Münchner Gebärdenchor:Der Klang der Stille

Die Mitglieder des Münchner Gebärdenchors können nicht hören und nicht sprechen - also singen sie mit Händen und Füßen. Im Moment proben sie für ihren Auftritt beim Kirchentag im Mai.

M. Maier-Albang

Als Kind, erzählt Monika Winter, habe sie sich oft ans Klavier gelehnt, wenn ihre Mutter eine Beethoven-Sonate gespielt hat. Sie spürte dann die Vibrationen und bekam zumindest eine Ahnung davon, wie es ist, wenn man Musik hören kann. Franz Kupka, der neben Monika Winter sitzt, schildert auch ein Erlebnis aus seiner Kindheit, ein weniger positives allerdings.

Zehn Jahre alt war er und saß mit dem Vater im Auto. Das Radio lief, der Sohn konnte sehen, wie sich die Lippen des Vaters bewegten. "Ich wollte mitsingen", erzählt Kupka, doch der Vater fuhr ihn nur an: "Sei ruhig!" Ob er so falsch sang, dass der Vater sich schämte? Er weiß es bis heute nicht.

Franz Kupka ist taub und mittlerweile auch erblindet. An einem Frühlingsabend sitzt er nun im Halbkreis im Pfarrheim der evangelischen Passionskirche in Obersendling. Er hat seine Arme vor der Brust verschränkt, Monika Winter, die neben ihm Platz genommen hat, gibt ihm einen Stups, wenn er an der Reihe ist. Sonst würde er seinen Einsatz verpassen, denn den Chorleiter kann Franz ja nicht sehen.

Dann singt er - auf seine Art: Die rechte Hand beschreibt einen Halbkreis, die Faust öffnet sich langsam, bis die Finger abstehen. "Die Sonne geht auf" heißt das Lied, das Kupka in seiner Sprache singt - "gebärden" nennen sie es. Fast alle, die zur Probe des Gebärdenchors gekommen sind, sind gehörlos. "Schreiben Sie nicht taubstumm", bittet der Chorleiter Hermann Bath.
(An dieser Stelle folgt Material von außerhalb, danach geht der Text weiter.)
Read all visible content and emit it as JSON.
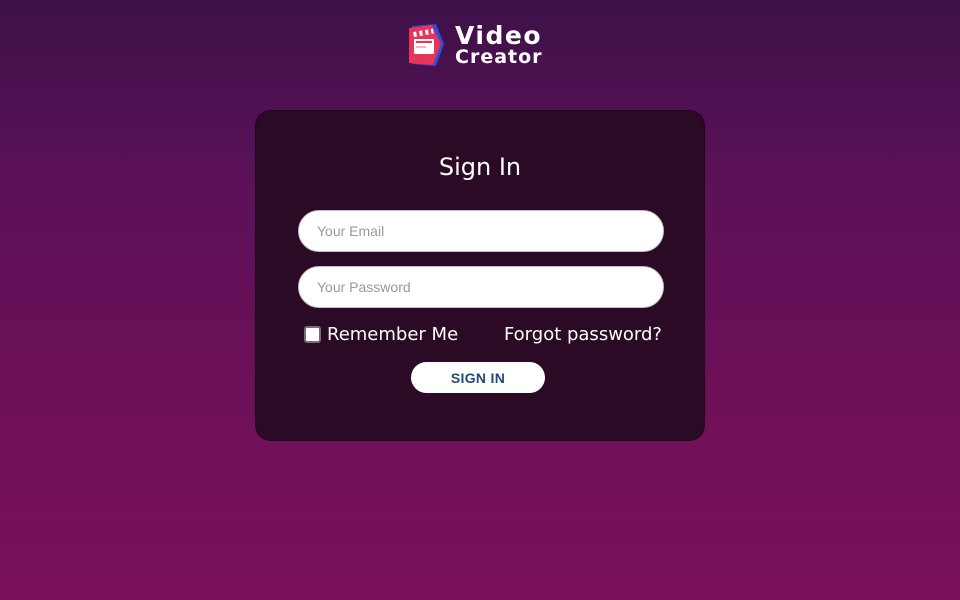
{
  "brand": {
    "name_line1": "Video",
    "name_line2": "Creator",
    "logo_icon": "clapperboard-icon",
    "colors": {
      "blue": "#2b4fd6",
      "red": "#e8345a",
      "pink": "#ff4f9a"
    }
  },
  "signin": {
    "title": "Sign In",
    "email": {
      "placeholder": "Your Email",
      "value": ""
    },
    "password": {
      "placeholder": "Your Password",
      "value": ""
    },
    "remember_label": "Remember Me",
    "remember_checked": false,
    "forgot_label": "Forgot password?",
    "button_label": "SIGN IN"
  },
  "theme": {
    "background_top": "#3d1148",
    "background_bottom": "#7a0f5c",
    "card": "#2a0a24",
    "button_text": "#1f4a7a"
  }
}
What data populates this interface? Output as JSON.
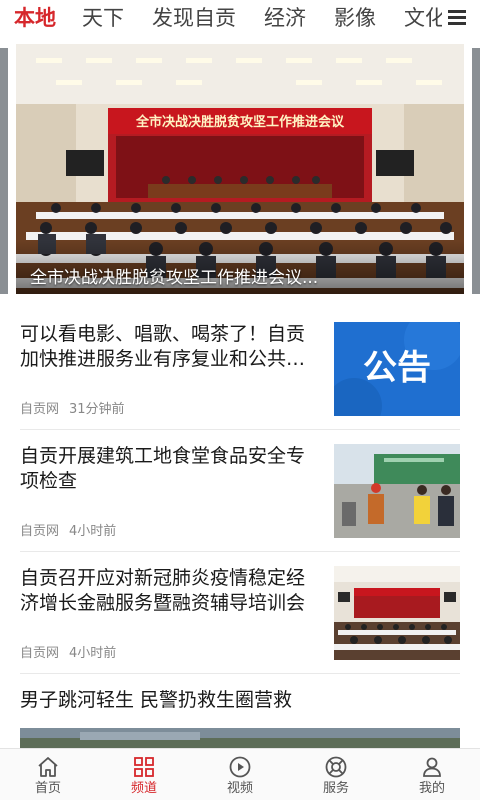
{
  "top_tabs": [
    {
      "label": "本地",
      "active": true
    },
    {
      "label": "天下",
      "active": false
    },
    {
      "label": "发现自贡",
      "active": false
    },
    {
      "label": "经济",
      "active": false
    },
    {
      "label": "影像",
      "active": false
    },
    {
      "label": "文化",
      "active": false
    }
  ],
  "menu_icon": "hamburger-menu-icon",
  "carousel": {
    "banner_text": "全市决战决胜脱贫攻坚工作推进会议",
    "caption": "全市决战决胜脱贫攻坚工作推进会议..."
  },
  "news": [
    {
      "title": "可以看电影、唱歌、喝茶了！自贡加快推进服务业有序复业和公共…",
      "source": "自贡网",
      "time": "31分钟前",
      "thumb_text": "公告"
    },
    {
      "title": "自贡开展建筑工地食堂食品安全专项检查",
      "source": "自贡网",
      "time": "4小时前"
    },
    {
      "title": "自贡召开应对新冠肺炎疫情稳定经济增长金融服务暨融资辅导培训会",
      "source": "自贡网",
      "time": "4小时前"
    },
    {
      "title": "男子跳河轻生 民警扔救生圈营救"
    }
  ],
  "bottom_nav": [
    {
      "label": "首页",
      "icon": "home-icon",
      "active": false
    },
    {
      "label": "频道",
      "icon": "grid-icon",
      "active": true
    },
    {
      "label": "视频",
      "icon": "play-icon",
      "active": false
    },
    {
      "label": "服务",
      "icon": "lifebuoy-icon",
      "active": false
    },
    {
      "label": "我的",
      "icon": "user-icon",
      "active": false
    }
  ],
  "colors": {
    "accent": "#d6272b",
    "thumb_blue": "#1f6fd0"
  }
}
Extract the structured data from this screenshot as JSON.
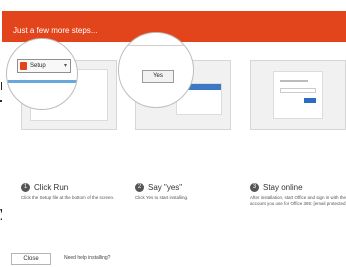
{
  "banner": {
    "title": "Just a few more steps..."
  },
  "magnifier_setup": {
    "label": "Setup"
  },
  "magnifier_yes": {
    "label": "Yes"
  },
  "steps": [
    {
      "number": "1",
      "title": "Click Run",
      "description": "Click the Setup file at the bottom of the screen."
    },
    {
      "number": "2",
      "title": "Say \"yes\"",
      "description": "Click Yes to start installing."
    },
    {
      "number": "3",
      "title": "Stay online",
      "description": "After installation, start Office and sign in with the account you use for Office 365: [email protected]."
    }
  ],
  "footer": {
    "close_label": "Close",
    "help_label": "Need help installing?"
  },
  "colors": {
    "banner": "#e2441c",
    "taskbar": "#6aa7dc"
  }
}
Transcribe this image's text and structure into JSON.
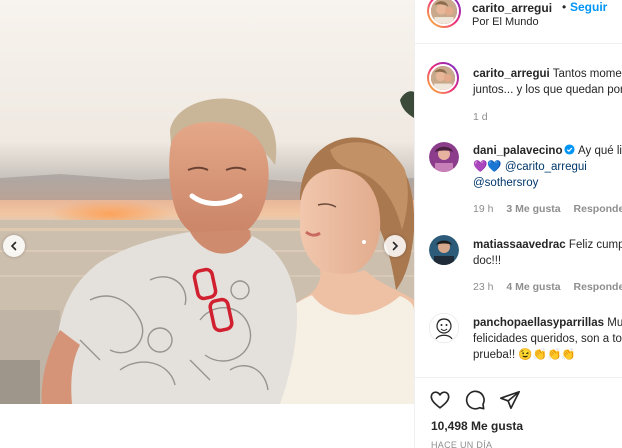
{
  "post": {
    "username": "carito_arregui",
    "separator": "•",
    "follow_label": "Seguir",
    "location": "Por El Mundo"
  },
  "caption": {
    "username": "carito_arregui",
    "line1": "Tantos momentos",
    "line2": "juntos... y los que quedan por vivir",
    "time": "1 d"
  },
  "comments": [
    {
      "username": "dani_palavecino",
      "verified": true,
      "line1": "Ay qué lindos",
      "hearts": "💜💙",
      "mention1": "@carito_arregui",
      "mention2": "@sothersroy",
      "time": "19 h",
      "likes": "3 Me gusta",
      "reply": "Responder"
    },
    {
      "username": "matiassaavedrac",
      "line1": "Feliz cumple",
      "line2": "doc!!!",
      "time": "23 h",
      "likes": "4 Me gusta",
      "reply": "Responder"
    },
    {
      "username": "panchopaellasyparrillas",
      "line1": "Muchas",
      "line2": "felicidades queridos, son a toda",
      "line3": "prueba!!",
      "emojis": "😉👏👏👏"
    }
  ],
  "actions": {
    "likes_count": "10,498 Me gusta",
    "time_ago": "HACE UN DÍA"
  },
  "colors": {
    "accent": "#0095f6",
    "mention": "#00376b",
    "muted": "#8e8e8e",
    "text": "#262626"
  },
  "icons": [
    "chevron-left-icon",
    "chevron-right-icon",
    "heart-icon",
    "comment-icon",
    "share-icon",
    "verified-badge-icon"
  ]
}
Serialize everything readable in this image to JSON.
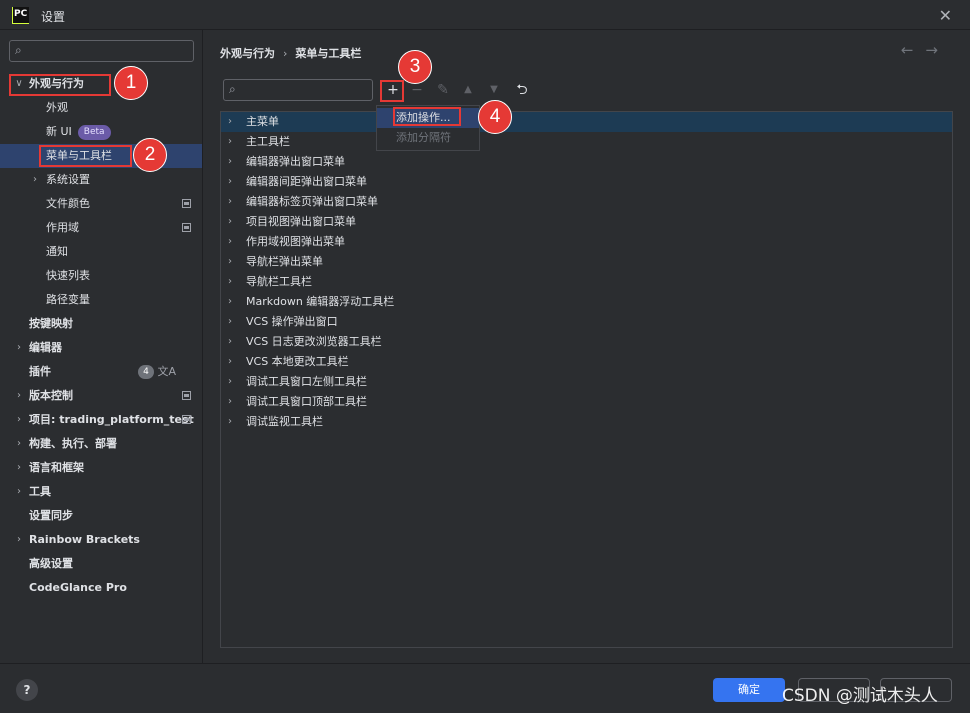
{
  "window": {
    "logo_text": "PC",
    "title": "设置",
    "close": "✕"
  },
  "sidebar": {
    "search_icon": "⌕",
    "items": [
      {
        "label": "外观与行为",
        "expanded": true,
        "bold": true
      },
      {
        "label": "外观"
      },
      {
        "label": "新 UI",
        "badge": "Beta"
      },
      {
        "label": "菜单与工具栏",
        "selected": true
      },
      {
        "label": "系统设置",
        "collapsed": true
      },
      {
        "label": "文件颜色"
      },
      {
        "label": "作用域"
      },
      {
        "label": "通知"
      },
      {
        "label": "快速列表"
      },
      {
        "label": "路径变量"
      },
      {
        "label": "按键映射",
        "bold": true
      },
      {
        "label": "编辑器",
        "bold": true
      },
      {
        "label": "插件",
        "bold": true,
        "count": "4",
        "translate_icon": "文A"
      },
      {
        "label": "版本控制",
        "bold": true
      },
      {
        "label": "项目: trading_platform_test",
        "bold": true
      },
      {
        "label": "构建、执行、部署",
        "bold": true
      },
      {
        "label": "语言和框架",
        "bold": true
      },
      {
        "label": "工具",
        "bold": true
      },
      {
        "label": "设置同步",
        "bold": true
      },
      {
        "label": "Rainbow Brackets",
        "bold": true
      },
      {
        "label": "高级设置",
        "bold": true
      },
      {
        "label": "CodeGlance Pro",
        "bold": true
      }
    ]
  },
  "main": {
    "breadcrumb": [
      "外观与行为",
      "菜单与工具栏"
    ],
    "breadcrumb_sep": "›",
    "nav_back": "←",
    "nav_forward": "→",
    "toolbar": {
      "add": "+",
      "remove": "−",
      "edit": "✎",
      "up": "▲",
      "down": "▼",
      "restore": "⮌"
    },
    "list": [
      "主菜单",
      "主工具栏",
      "编辑器弹出窗口菜单",
      "编辑器间距弹出窗口菜单",
      "编辑器标签页弹出窗口菜单",
      "项目视图弹出窗口菜单",
      "作用域视图弹出菜单",
      "导航栏弹出菜单",
      "导航栏工具栏",
      "Markdown 编辑器浮动工具栏",
      "VCS 操作弹出窗口",
      "VCS 日志更改浏览器工具栏",
      "VCS 本地更改工具栏",
      "调试工具窗口左侧工具栏",
      "调试工具窗口顶部工具栏",
      "调试监视工具栏"
    ],
    "dropdown": {
      "add_action": "添加操作...",
      "add_separator": "添加分隔符"
    }
  },
  "callouts": [
    "1",
    "2",
    "3",
    "4"
  ],
  "footer": {
    "help": "?",
    "ok": "确定",
    "watermark": "CSDN @测试木头人"
  },
  "colors": {
    "background": "#2b2d30",
    "selection": "#2e436e",
    "list_selection": "#1d3b54",
    "accent_button": "#3574f0",
    "callout_red": "#e53935",
    "beta_badge": "#6b5ba8"
  }
}
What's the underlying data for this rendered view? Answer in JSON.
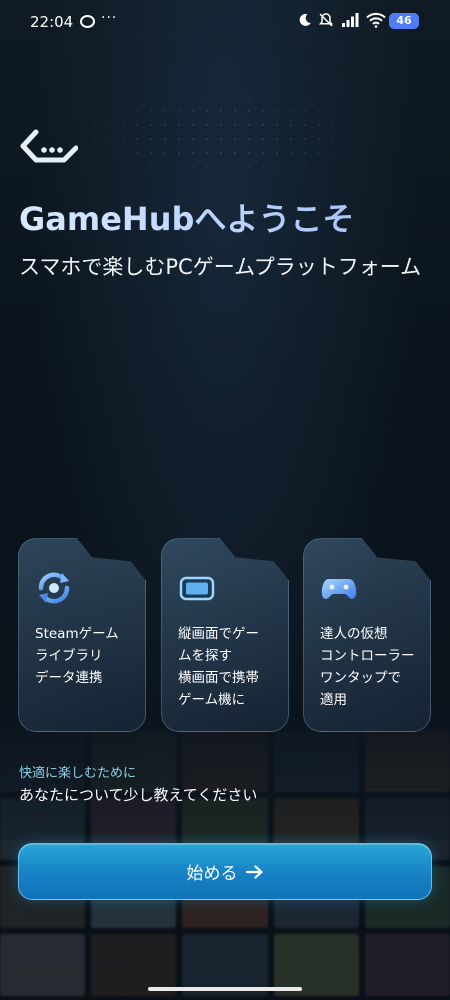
{
  "status_bar": {
    "time": "22:04",
    "more": "···",
    "battery": "46"
  },
  "header": {
    "logo_icon": "gamehub-logo-icon",
    "title": "GameHubへようこそ",
    "subtitle": "スマホで楽しむPCゲームプラットフォーム"
  },
  "features": [
    {
      "icon": "sync-icon",
      "text": "Steamゲーム\nライブラリ\nデータ連携"
    },
    {
      "icon": "phone-landscape-icon",
      "text": "縦画面でゲー\nムを探す\n横画面で携帯\nゲーム機に"
    },
    {
      "icon": "gamepad-icon",
      "text": "達人の仮想\nコントローラー\nワンタップで\n適用"
    }
  ],
  "intro": {
    "label": "快適に楽しむために",
    "text": "あなたについて少し教えてください"
  },
  "start_button": {
    "label": "始める"
  },
  "colors": {
    "accent": "#1a8fd0",
    "background": "#0b141d",
    "intro_label": "#8fd1e8"
  }
}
Denn mit dem altmodischen Begriff könnten sich die Sänger nicht identifizieren. Die Menschen im Proberaum sind zwar taub, aber nicht stumm. Die meisten haben gelernt, sich in der sogenannten Lautsprache auszudrücken - nur verstehen die Hörenden sie zumeist schlecht. Manche konnten als Kind sogar hören und sind erst später taub geworden.

Weil der Chor gerade für seine Auftritte beim Ökumenischen Kirchentag probt, haben die Texte viel mit Sonne, Gott und Jesus zu tun. Wenn die Sänger von Jesus erzählen, tippen sie zuerst mit dem rechten Zeigefinger in die linke Handfläche und dann mit dem linken Zeigefinger in die andere Hand - ein Symbol der Kreuzigungsmale. Geht es um die Auferstehung, wirft man die Hände nach oben.

Und wenn sie "Gott" sagen wollen, spreizen sie Daumen, Zeige- und Mittelfinger ab: drei erhobene Finger, die in einen Arm münden, das steht für die Trinität. Der Chorleiter achtet auf Disziplin, doch bierernst geht es hier nicht zu. "Macht langsam", bedeutet Bath seinen Sängern. Schließlich brauche die Sonne Zeit, um über das Firmament zu wandern. "Es soll ja nicht so aussehen, als fliege hier ein Fußball durch die Luft."

Die Texte beschränken sich auf das Notwendige. Die erste Strophe des Liedes "Die Sonne geht auf" lautet beispielsweise: dunkel, Kummer, Angst. Not, hell, Jesus, auferstanden. Im Refrain gebärdet man dreimal "frei", wobei die Hände vor der Brust wegspringen, als berste eine Kette. Eine Theologie in Kurzformeln, die auch Hörende rasch verstehen.